Despite its laudable goals, CER often generates fear because opponents are concerned that it may be used to deny coverage for effective treatments on the basis of inadequate data [3]. Furthermore, CER is often confused with economic evaluation of health technology (cost-benefit analyses) in which the health benefits of a technology are compared with its costs. To guard against this criticism, the ACA prohibits the government from conducting economic evaluation and prohibits the Center for Medicare and Medicaid Services (CMS) from using CER to make coverage and reimbursement decisions. And even if the ACA did call for economic evaluation of health care technologies, it is not clear that the results would significantly reduce spending on cancer screening and treatment.

Spending on cancer screening and treatment continues to climb, but many studies claim that these investments have been “worth it” when the economic value of the health gains is compared with the cost. Studies from the U.S. and other Organization for Economic Co-operation and Development (OECD) countries have found that aggressive use of breast cancer screening, coupled with advances in treatment, have reduced breast cancer deaths significantly in recent decades. For instance, a host of studies have found that radiotherapy, hormone treatment, and chemotherapy are all cost effective [4-7].

There is considerable disagreement among policymakers, health care professionals, policy analysts, and the general public about how to value gains in longevity, but few doubt that such gains have great economic value. As new, and more expensive, treatment options are developed, it is important for researchers and government agencies to review the clinical evidence continually and identify the health gains associated with these treatments. In doing so, they should make every effort to capture gains in functional status and quality of life, not merely gains in longevity. Regardless, without substantial changes, the ACA will not allow the federal government to incorporate the results of such research into policy.

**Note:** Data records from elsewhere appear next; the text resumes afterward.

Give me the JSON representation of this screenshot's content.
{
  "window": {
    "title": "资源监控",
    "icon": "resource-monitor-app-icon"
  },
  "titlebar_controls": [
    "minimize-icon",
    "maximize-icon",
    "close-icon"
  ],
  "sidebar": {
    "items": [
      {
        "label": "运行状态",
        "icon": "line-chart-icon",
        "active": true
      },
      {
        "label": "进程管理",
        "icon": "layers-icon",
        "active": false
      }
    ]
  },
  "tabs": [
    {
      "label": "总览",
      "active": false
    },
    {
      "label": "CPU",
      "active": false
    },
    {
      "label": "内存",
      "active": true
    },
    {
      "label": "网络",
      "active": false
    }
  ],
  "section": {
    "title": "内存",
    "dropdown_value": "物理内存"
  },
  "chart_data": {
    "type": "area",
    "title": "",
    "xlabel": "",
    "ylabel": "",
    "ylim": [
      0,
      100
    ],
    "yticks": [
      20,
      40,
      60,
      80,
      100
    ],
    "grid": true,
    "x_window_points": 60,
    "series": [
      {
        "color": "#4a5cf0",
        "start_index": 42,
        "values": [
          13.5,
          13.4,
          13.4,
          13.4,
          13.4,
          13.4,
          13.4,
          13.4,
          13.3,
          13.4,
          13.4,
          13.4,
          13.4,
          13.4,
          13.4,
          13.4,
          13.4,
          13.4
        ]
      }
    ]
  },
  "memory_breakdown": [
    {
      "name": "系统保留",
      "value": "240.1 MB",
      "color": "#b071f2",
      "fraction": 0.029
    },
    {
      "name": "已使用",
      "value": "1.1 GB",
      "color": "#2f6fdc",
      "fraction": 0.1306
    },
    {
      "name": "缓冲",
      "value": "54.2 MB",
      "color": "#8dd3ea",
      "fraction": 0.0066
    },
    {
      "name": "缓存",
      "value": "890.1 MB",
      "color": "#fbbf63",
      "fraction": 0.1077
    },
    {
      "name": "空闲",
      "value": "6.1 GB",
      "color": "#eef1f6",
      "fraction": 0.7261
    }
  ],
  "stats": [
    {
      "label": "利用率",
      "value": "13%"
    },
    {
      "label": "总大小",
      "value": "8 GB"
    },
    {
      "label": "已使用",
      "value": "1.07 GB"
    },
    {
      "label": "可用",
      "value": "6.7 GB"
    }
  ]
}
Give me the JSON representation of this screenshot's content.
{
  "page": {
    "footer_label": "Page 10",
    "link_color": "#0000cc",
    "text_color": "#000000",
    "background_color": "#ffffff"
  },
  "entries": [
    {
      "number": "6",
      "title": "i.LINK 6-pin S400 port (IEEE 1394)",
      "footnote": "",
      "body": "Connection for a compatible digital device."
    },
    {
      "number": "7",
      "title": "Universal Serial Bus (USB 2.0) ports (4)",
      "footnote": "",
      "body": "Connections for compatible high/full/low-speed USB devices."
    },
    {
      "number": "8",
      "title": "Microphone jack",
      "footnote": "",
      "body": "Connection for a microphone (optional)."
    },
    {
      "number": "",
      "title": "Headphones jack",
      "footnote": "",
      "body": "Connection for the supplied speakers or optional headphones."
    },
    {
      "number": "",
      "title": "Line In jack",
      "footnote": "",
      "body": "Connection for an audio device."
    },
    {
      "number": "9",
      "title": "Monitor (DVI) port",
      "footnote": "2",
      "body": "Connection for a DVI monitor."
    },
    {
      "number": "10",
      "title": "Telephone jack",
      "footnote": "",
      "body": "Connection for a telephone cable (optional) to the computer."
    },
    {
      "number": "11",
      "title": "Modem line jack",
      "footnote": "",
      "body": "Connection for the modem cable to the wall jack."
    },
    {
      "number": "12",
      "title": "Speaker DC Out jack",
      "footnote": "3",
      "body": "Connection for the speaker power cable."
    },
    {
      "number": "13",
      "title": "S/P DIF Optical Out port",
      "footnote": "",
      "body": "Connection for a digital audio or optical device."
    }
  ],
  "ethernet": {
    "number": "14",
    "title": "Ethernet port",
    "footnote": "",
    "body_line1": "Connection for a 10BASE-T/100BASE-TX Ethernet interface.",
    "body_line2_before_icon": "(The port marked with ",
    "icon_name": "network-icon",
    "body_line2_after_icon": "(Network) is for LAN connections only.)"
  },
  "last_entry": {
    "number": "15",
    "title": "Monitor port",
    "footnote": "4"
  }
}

The ACA and Inequality in Cancer Treatment

There is little evidence that the ACA will restrict access to cancer screening and treatment, and there are good reasons to believe it will expand access to such treatment. By doing so, it may help to reduce indefensible inequalities in cancer treatment and outcomes. Based on national health interview survey data, Ward and colleagues found that, compared with people with private insurance, women ages 40 to 64 who were uninsured at the time of interview were significantly less likely to report having a mammogram during the preceding 2 years (38 percent vs. 75 percent). Uninsured women ages 18 to 64 were significantly less likely than women with private health insurance to have had a Pap test within the preceding 3 years (68 percent vs. 88 percent). Similarly, uninsured adults ages 50 to 64 were significantly less likely to have been screened for colorectal cancer (19 percent vs. 48 percent) than their counterparts with private health insurance [8]. Halpern and colleagues found that people without insurance were more likely to be diagnosed with late stage (III or IV) vs. early state (I or II) than cancer patients with private insurance [9].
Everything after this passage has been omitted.